Once the legislation is enacted, it will not compel me to take actions which have staffing ramifications unless I do something in the future to draw costs on myself. While it leaves one open to take action which could require staff or the expenditure of money in the future, one does not have to take such action. Other Bills will be introduced. If I was to introduce legislation which stated I would pay every islander €300 per month, it would, on enactment, impose an immediate cost on the Exchequer. Alternatively, if the terms of the Bill stated I would appoint ten island officers, I would be compelled to appoint them the minute the Bill entered into force. In this case, however, no absolute requirements to do anything with staff or financial implications will arise on the day the Bill is enacted. One can, however, take such action, provided one can obtain the money and staff to do so if one so wishes.
Tá míniú faighte agam. Níl aon leasú á mholadh agam ar an gceist seo mar ní phointe mhór í. Dealraíonn sé nach bhfuil an dá rud ag dul le chéile agus cuireann sin isteach orm ach smaoineoidh mé ar argointí an Aire idir seo agus Céim na Tuarascála.
Question put and agreed to.
I move amendment No. 17:
In page 14, after line 18, to insert the following subsection:
"(2) The Minister for Arts, Heritage, Gaeltacht and the Islands (Powers and Functions) Act 1998, and this Act may be cited together as the Minister for Community, Rural and Gaeltacht Affairs (Powers and Functions) Acts 1998 and 2003, and shall be construed together as one.".
The purpose of the amendment is to require the Minister for Arts, Heritage, Gaeltacht and the Islands (Powers and Functions) Act 1998 and this legislation to be cited together as the Minister for Community, Rural and Gaeltacht Affairs (Powers and Functions) Acts 1998 to 2003 and construed together as one. Given that the Bill is inherently connected with previous legislation, the Minister for Arts, Heritage, Gaeltacht and the Islands (Powers and Functions) Act 1998, it would be appropriate and helpful to insert a collective citation and construction provision in the Bill.

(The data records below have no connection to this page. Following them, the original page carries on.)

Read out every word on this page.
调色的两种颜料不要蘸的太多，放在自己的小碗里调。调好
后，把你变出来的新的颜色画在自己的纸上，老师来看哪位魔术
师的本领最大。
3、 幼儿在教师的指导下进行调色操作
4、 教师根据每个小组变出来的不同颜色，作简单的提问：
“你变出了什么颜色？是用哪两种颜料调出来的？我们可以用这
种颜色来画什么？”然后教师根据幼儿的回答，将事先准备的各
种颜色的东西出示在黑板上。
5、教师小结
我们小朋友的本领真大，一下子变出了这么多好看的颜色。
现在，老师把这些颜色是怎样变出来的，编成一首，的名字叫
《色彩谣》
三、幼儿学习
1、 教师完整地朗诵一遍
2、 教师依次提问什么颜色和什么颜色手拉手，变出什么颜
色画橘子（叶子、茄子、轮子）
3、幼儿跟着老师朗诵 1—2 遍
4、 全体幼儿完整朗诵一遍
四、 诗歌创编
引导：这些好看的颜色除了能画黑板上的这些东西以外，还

Ní mar a chéile an Bille seo agus an Acht eile agus ní mar a chéile an dá Roinn. Bhí cumhacht i bhfad níos leithne i gceist in Acht 1998. Tá an ceann seo i bhfad níos teoranta mar tá feidhmeanna na Roinne i ndáil le rudaí mar seo i bhfad níos teoranta. Ar an mbunús sin tá comhairle curtha orm nach ceart dom glacadh leis an leasú.
Amendment, by leave, withdrawn.
Section 6 agreed to.
Title agreed to.
Bill reported with amendments.
Ba mhaith liom mo bhuíochas a ghabháil do gach duine.
Gabhaim buíochas le gach éinne a ghlac pairt sa díospóireacht agus a rinne an oiread oibre ar an mBille. Tá sé níos fearr dá bharr.